In September 2023, we acquired the Retraction Watch database from the Center of Scientific Integrity and have made it publicly available. The database contains retractions gathered from publisher websites and is updated every working day by Retraction Watch. Some other update types, such as expressions of concern and corrections, are also included in the data, but these are not as comprehensive as retractions. Various methods are used to find retractions, including searching scholarly databases, checking publisher websites, web searches, and reports from the community. For further details, see this document.
Accessing the Retraction Watch Database
There are two ways to access the Retraction Watch data, either via the Crossref REST API or downloading the full dataset.
REST API
Retractions are included in the update-to field of json files in the REST API. Retractions and other updates from Retraction Watch are identified by a source field, which can have a value of publisher or retraction-watch. The following query provides a list of 100 retractions:
The Retraction Watch database is available in csv format from a git repository. It is updated once per working day. Git is a widely used for sharing software code and can also be used for datasets.
To create a local copy of the Retraction Watch metadata file, install git and use the command git clone https://gitlab.com/crossref/retraction-watch-data. This creates a folder called retraction-watch-data. When you want to update to the most recent version, run the command git pull from this folder.
Data in the csv file is comma-separated, with lists within a single entry separated by a semicolon (such as author names or reasons for retraction). The column headings in the csv file are:
Record ID: An internal identifier from Retraction Watch.
Title: The title of the retracted or updated content.
Subject: The subject area of the publication.
Institution: Author affiliations, as given in the content.
Journal: The source (serial, book, etc.) in which the research was published.
Publisher: The organisation responsible for publication.
Country: Countries included in author affiliations.
Author: A list of author names.
URLS: Links to relevant pages on the Retraction Watch website, including blog posts about the retraction.
ArticleType: The content type, using a list of types maintained by Retraction Watch. Note that this isn’t the same as the Crossref work type.
RetractionDate: The date of the published retraction.
RetractionDOI: The DOI of the published retraction, if available. If there is no DOI, the value is either blank, ‘unavailable’, or ‘Unavailable’.
RetractionPubMedID: PubMED ID of the published retraction, if available. If there is no Pubmed ID, the value is either blank or 0.
OriginalPaperDate: The publication date of the retracted content.

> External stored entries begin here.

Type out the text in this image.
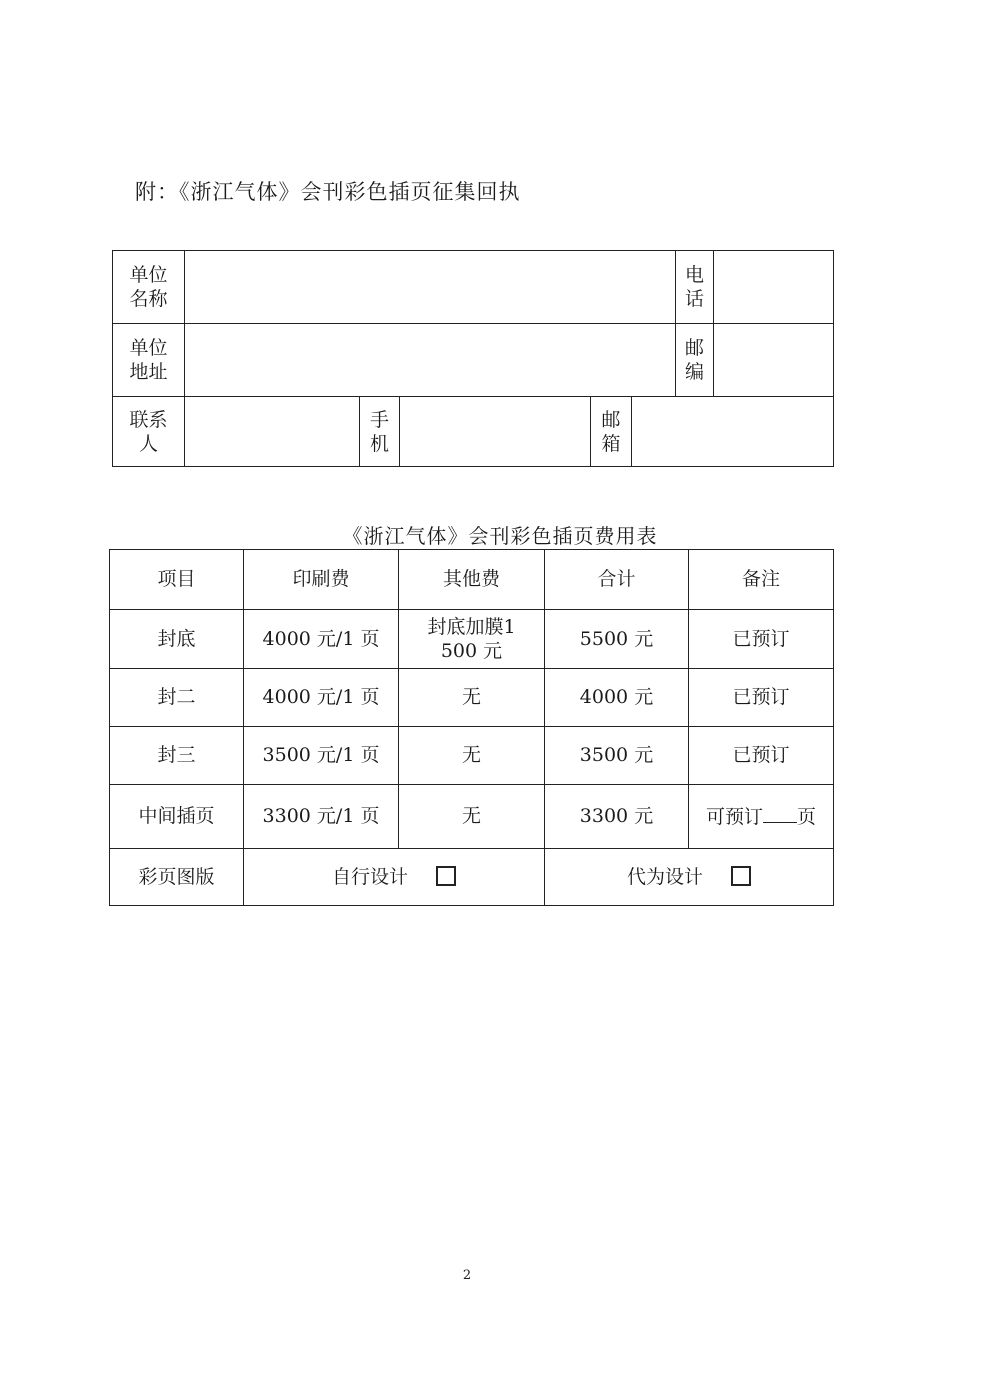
附：《浙江气体》会刊彩色插页征集回执
单位名称						电话	
单位地址						邮编	
联系人		手机		邮箱			
《浙江气体》会刊彩色插页费用表
项目	印刷费	其他费	合计	备注
封底	4000 元/1 页	封底加膜1500 元	5500 元	已预订
封二	4000 元/1 页	无	4000 元	已预订
封三	3500 元/1 页	无	3500 元	已预订
中间插页	3300 元/1 页	无	3300 元	可预订 页
彩页图版	自行设计		代为设计	
2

OriginalPaperDOI: The DOI of the retracted publication, if available. If there is no DOI, the value is either blank, ‘unavailable’, or ‘Unavailable’.
OriginalPaperPubMedID: PubMED ID of the original publication, if available. If there is no Pubmed ID, the value is either blank or 0.
RetractionNature: The type of update notice, which can be Retraction, Correction, Expression of concern, or Reinstatement. Note that these are different to the list of update types in the Crossref schema.
Reason: A list of reasons for retraction. This uses a controlled vocabulary maintained by Retraction Watch.
Paywalled: Is a fee or paid subscription required to access the retraction notice? Note that there can be cases where this changes some time after publication of the notice.